On a macro level, Evalds said, townhouses are a bad option for Lewes.

“The density is just too dense,” she said. “It’s cheapening Lewes, and it’s giving away too much. Some of the uses being granted by this ordinance are still conditional use if they are in the county. We should be able to give the planning commission the teeth to make decisions they feel are right. Not send things over that are stacked in favor of the developer.”

Deputy Mayor Fred Beaufait chaired the annexation committee, which was charged with tweaking the two annexation zoning districts. The committee met 10 times beginning in February, taking issues one by one to develop recommendations.

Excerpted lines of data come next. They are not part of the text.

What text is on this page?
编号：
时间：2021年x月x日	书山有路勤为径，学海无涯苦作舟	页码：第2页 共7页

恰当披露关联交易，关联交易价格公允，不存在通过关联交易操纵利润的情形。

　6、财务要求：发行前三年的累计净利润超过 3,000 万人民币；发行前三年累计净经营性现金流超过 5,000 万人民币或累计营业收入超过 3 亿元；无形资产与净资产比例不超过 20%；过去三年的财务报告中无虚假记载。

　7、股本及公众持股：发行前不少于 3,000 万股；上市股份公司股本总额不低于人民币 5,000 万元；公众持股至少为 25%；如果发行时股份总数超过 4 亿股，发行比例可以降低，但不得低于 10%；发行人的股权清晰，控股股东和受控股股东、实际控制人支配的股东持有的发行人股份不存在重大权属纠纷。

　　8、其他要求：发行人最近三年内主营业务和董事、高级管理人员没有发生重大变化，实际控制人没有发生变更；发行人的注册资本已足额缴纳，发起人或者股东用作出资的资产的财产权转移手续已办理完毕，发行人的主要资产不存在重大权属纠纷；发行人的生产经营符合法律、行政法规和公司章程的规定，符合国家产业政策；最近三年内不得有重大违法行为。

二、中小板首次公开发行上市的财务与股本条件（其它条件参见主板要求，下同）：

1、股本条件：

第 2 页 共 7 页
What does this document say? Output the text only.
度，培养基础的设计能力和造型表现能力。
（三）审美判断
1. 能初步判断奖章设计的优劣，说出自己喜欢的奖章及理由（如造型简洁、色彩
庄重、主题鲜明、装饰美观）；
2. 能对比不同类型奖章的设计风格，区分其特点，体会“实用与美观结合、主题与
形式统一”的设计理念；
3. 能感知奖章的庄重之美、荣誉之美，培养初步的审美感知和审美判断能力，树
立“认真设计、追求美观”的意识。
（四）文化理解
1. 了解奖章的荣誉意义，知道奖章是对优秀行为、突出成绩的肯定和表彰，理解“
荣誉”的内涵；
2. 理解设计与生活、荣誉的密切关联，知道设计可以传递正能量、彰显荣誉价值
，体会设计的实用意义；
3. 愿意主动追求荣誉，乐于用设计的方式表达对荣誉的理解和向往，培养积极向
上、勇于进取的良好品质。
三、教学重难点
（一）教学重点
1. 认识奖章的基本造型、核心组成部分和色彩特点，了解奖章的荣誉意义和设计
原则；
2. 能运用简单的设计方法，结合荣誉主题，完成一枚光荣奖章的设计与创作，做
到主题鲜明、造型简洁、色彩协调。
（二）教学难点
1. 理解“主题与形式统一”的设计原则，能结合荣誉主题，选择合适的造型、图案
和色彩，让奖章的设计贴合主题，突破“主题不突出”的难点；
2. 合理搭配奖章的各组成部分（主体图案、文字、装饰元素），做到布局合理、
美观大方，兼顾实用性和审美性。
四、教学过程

The group also discussed open space and buffers. Realizing a parcel with a high percentage of wetlands could result in a development plan with little to no useable open space, the group recommended that at least 30 percent of the total open space has to be contiguous and usable for residents of the community.

Beaufait said the committee realized it overlooked buffers along state roads when it developed the ordinance, so it recommended a 75-foot buffer from the edge of the right of way of a state road. Where a development is being built next to another community, the committee recommends a 30-foot buffer. Within that buffer, the developer must plant trees and shrubs build a mound at least 4 feet high or construct a fence or wall with landscaping on either side.

The ordinance also calls for a 25-foot buffer from nontidal wetlands and a 50-foot buffer from tidal wetlands. Resident Maryann Ennis said those buffers need to be increased, pushing for the distances to be increased to 50- and 100-feet, respectively.

“Delaware is the lowest-lying state,” she said. “We are in a threatened area.”

Planning commission member Sumner Crosby said buffer width is arbitrary because it depends on the contour of the landscape. He said the city needs to implement something much more sophisticated, especially for the lands near Canary Creek and the Great Marsh.

“In the face of sea level rise, it’s about how the water moves across the landscape as it rises,” he said. “We need to do some sort of analysis to see what it would look like. The vertical differences is what matters in terms of how far we need to move things.”

Beaufait said he heard a lot of misinformation in the comments June 18, but also several good suggestions council should consider. Council will review the public comments and vote on the ordinance and potential changes at a future meeting.